Desde luego, lo menos adecuado para estos días de influenza, en que no se alientan ni besos ni abrazos, ni tan siquiera corbatas (bueno, tampoco los romanos usaban corbatas, si a eso vamos, y no lo hicieron del todo mal).
Sin embargo, en nuestro país, o al menos en nuestra ciudad, las teorías de las conspiraciones se multiplicaron con una rapidez alarmante. Ésa sí que exponencial. El día que un virus tenga la velocidad de reproducción, crecimiento y diseminación de un rumor chilango, agárrense. Ni la OMS ni los CDC ni el INER ni ninguna de las instituciones cuyas siglas ignorábamos hace dos semanas y que ahora citamos con gran familiaridad podrá hacer algo para controlarlo.
Me imagino que esto debe venir de antiguo. Que si de verdad el águila estaba picoteando la serpiente, que si era nopal o garambullo, que si Ahuizotl... Y después, claro, la Corregidora, el Jefe Máximo, el PRI.
Lo cierto es que estamos tan acostumbrados a no creerles a las autoridades que ya desconfiamos en automático. Pero en mi experiencia ya bastante larga de teorías sobre las conspiraciones nunca me había tocado una a dos puntas.
Me explico: la idea siempre ha sido que las autoridades ocultan o minimizan todo lo malo que ocurre. El mejor ejemplo que podemos recordar es el de Miguel de la Madrid en 1985, cuando nos dijo, sin haber tenido tiempo ni de lavarse la cara después del temblor, que todo estaba bajo control. No sabemos ni sabremos jamás cuántas vidas se perdieron en el temblor, como tampoco sabremos cuántos muertos hubo en Tlatelolco, qué pasó cuando se nacionalizó la banca ni, muchísimo menos, cuando se desnacionalizó.
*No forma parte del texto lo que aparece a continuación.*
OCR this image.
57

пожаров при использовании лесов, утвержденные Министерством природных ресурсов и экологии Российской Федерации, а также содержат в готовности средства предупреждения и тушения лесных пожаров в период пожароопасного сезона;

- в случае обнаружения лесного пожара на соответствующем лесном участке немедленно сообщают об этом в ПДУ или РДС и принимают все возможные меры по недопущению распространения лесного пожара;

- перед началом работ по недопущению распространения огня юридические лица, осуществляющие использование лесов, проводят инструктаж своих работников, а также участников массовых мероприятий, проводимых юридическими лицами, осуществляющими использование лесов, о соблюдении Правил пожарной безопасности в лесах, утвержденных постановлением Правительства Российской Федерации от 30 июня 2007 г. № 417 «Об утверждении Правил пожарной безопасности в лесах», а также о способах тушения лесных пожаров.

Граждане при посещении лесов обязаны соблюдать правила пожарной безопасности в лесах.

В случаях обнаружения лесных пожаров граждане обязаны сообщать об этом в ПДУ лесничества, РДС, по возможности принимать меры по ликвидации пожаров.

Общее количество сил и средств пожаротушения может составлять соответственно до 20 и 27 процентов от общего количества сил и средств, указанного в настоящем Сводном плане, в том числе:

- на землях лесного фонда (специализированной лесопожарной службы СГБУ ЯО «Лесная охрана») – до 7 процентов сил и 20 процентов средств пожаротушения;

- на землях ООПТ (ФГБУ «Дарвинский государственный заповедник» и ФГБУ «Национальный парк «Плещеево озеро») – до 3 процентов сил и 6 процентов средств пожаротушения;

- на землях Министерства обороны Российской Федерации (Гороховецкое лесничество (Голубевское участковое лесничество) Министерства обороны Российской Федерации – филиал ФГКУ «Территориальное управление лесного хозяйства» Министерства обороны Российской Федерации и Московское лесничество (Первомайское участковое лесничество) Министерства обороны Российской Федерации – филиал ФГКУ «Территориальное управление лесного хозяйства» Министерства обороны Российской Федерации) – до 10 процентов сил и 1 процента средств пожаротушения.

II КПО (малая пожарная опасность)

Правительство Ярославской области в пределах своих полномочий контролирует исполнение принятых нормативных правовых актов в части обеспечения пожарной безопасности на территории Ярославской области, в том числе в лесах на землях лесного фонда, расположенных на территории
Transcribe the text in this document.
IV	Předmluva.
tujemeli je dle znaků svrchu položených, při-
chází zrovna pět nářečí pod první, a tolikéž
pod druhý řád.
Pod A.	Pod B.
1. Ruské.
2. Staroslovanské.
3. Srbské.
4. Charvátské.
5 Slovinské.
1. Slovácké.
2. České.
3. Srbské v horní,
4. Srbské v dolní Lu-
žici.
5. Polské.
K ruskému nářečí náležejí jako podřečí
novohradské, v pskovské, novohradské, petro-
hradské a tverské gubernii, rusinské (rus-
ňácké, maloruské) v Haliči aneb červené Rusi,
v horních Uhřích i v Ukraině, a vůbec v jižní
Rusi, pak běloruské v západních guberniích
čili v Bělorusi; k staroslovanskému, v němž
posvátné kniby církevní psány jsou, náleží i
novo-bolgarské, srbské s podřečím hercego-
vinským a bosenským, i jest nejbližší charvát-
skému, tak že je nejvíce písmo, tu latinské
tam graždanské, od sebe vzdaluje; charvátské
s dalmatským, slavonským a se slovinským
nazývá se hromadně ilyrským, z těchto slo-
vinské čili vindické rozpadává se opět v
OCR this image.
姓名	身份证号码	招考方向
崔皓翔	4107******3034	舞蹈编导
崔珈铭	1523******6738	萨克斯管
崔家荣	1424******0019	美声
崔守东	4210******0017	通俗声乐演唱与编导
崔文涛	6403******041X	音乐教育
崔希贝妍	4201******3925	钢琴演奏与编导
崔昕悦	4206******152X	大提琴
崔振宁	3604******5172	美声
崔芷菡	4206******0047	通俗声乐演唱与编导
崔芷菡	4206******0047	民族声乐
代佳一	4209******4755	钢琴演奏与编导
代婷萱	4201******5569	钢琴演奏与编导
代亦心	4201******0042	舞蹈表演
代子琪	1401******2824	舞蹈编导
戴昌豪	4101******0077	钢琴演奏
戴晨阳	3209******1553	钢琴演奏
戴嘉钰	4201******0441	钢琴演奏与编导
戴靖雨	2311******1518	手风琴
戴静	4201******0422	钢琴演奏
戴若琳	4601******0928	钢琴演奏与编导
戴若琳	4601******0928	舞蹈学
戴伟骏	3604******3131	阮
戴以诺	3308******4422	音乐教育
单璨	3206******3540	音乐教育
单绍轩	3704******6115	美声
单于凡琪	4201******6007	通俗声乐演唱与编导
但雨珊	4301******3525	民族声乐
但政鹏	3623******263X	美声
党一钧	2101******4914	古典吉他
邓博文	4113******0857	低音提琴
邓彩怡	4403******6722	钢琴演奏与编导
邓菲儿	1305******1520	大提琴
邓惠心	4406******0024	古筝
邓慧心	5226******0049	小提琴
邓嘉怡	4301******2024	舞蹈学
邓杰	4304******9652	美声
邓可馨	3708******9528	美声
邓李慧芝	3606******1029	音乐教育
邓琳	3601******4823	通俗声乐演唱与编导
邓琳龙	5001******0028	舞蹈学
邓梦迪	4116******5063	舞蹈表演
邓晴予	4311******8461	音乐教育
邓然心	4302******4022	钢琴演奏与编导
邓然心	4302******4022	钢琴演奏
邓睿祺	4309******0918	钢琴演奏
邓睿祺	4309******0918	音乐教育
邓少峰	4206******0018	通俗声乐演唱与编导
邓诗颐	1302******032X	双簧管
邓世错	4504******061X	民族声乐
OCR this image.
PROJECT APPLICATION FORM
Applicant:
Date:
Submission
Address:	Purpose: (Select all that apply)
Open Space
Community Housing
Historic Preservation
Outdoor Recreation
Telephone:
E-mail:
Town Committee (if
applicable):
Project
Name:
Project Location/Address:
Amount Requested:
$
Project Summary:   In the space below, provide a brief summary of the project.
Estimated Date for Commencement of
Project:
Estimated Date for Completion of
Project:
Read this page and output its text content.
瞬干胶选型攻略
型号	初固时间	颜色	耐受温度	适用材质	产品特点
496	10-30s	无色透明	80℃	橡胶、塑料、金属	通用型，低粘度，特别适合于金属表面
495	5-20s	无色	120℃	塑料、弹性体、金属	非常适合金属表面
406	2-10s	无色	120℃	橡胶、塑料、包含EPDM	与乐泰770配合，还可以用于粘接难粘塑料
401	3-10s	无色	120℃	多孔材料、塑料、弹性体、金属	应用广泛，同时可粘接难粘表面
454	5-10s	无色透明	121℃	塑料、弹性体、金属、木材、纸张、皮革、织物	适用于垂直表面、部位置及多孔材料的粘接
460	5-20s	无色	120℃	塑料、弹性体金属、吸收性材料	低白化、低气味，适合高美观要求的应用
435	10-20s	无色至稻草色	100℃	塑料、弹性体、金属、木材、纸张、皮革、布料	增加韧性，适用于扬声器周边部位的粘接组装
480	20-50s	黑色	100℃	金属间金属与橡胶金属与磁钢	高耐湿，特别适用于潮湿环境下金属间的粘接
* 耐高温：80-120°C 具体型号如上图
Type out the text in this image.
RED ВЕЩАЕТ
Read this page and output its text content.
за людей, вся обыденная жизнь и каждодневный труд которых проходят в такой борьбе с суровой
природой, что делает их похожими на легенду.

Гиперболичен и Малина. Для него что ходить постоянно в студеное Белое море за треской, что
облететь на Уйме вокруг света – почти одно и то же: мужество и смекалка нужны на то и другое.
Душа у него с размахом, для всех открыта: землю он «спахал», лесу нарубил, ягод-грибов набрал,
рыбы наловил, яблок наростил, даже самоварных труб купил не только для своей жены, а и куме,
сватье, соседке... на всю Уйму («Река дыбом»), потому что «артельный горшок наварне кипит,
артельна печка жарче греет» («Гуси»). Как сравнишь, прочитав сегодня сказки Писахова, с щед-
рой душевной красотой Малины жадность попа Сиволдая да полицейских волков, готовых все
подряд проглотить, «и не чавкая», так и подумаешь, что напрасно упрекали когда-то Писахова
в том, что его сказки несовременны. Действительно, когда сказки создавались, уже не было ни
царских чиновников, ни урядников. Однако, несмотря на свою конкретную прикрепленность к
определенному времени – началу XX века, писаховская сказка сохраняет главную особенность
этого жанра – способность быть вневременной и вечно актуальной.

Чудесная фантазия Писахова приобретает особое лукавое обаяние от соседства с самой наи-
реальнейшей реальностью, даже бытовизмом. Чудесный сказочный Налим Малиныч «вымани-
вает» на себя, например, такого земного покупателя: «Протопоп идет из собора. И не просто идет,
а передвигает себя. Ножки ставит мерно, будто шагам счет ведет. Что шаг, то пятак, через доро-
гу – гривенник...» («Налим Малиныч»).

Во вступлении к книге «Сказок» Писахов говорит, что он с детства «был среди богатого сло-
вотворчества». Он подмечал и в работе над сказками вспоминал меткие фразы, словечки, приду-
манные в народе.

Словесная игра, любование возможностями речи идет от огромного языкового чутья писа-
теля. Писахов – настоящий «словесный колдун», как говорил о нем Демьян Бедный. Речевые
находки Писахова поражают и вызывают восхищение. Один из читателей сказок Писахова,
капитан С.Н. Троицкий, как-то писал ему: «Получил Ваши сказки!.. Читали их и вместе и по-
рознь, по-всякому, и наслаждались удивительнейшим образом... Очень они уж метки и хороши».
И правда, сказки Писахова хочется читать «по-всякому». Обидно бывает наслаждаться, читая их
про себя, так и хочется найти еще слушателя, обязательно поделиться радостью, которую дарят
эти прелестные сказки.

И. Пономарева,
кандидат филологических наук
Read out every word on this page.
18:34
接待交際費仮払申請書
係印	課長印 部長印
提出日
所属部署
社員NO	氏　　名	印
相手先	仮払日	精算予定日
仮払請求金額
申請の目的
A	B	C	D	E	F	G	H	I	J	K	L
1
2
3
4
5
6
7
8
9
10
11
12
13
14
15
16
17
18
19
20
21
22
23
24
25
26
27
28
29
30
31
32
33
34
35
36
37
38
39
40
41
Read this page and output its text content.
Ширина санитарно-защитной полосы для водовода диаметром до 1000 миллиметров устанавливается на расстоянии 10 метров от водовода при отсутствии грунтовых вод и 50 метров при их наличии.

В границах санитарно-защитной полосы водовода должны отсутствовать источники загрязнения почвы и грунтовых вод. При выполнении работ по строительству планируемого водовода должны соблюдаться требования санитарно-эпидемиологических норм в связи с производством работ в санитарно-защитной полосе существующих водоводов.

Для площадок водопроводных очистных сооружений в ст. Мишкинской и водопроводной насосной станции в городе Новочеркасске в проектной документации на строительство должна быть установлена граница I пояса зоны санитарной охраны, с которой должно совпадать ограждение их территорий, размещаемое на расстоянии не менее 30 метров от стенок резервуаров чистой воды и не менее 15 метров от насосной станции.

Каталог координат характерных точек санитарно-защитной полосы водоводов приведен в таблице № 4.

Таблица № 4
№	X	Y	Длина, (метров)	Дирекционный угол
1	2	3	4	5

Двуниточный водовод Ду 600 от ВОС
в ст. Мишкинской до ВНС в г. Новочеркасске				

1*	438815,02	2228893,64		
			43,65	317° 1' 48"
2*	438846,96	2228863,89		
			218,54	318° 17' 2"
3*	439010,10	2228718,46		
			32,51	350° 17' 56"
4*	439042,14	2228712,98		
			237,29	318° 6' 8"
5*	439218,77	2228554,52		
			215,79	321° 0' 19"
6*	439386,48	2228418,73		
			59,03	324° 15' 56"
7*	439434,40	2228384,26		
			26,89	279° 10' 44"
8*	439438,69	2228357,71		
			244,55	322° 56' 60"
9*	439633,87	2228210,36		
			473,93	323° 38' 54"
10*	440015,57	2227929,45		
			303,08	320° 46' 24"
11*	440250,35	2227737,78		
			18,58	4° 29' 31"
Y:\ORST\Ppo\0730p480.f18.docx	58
Pero en todos esos casos las teorías de la conspiración van en un mismo sentido. Sin importar de qué se trate, lo que ocurrió se nos ocultó, minimizó, filtró, para restarle importancia.
En esta ocasión, curiosamente, circulan dos teorías perfectamente opuestas de la conspiración.
De acuerdo con una, que empecé a oír horas después del anuncio de la suspensión de clases, para el viernes 24 por la mañana “hay ya por lo menos mil 500 muertos sólo en la Ciudad de México. Me lo dijo Fulana, cuyo padre es médico”. Durante uno o dos días me llegaron cifras variables, todas las cuales indicaban que nos estaban ocultado la verdadera dimensión del problema. Desde luego, la forma en que nuestras autoridades manejaron el tema de los números deja bastante que desear.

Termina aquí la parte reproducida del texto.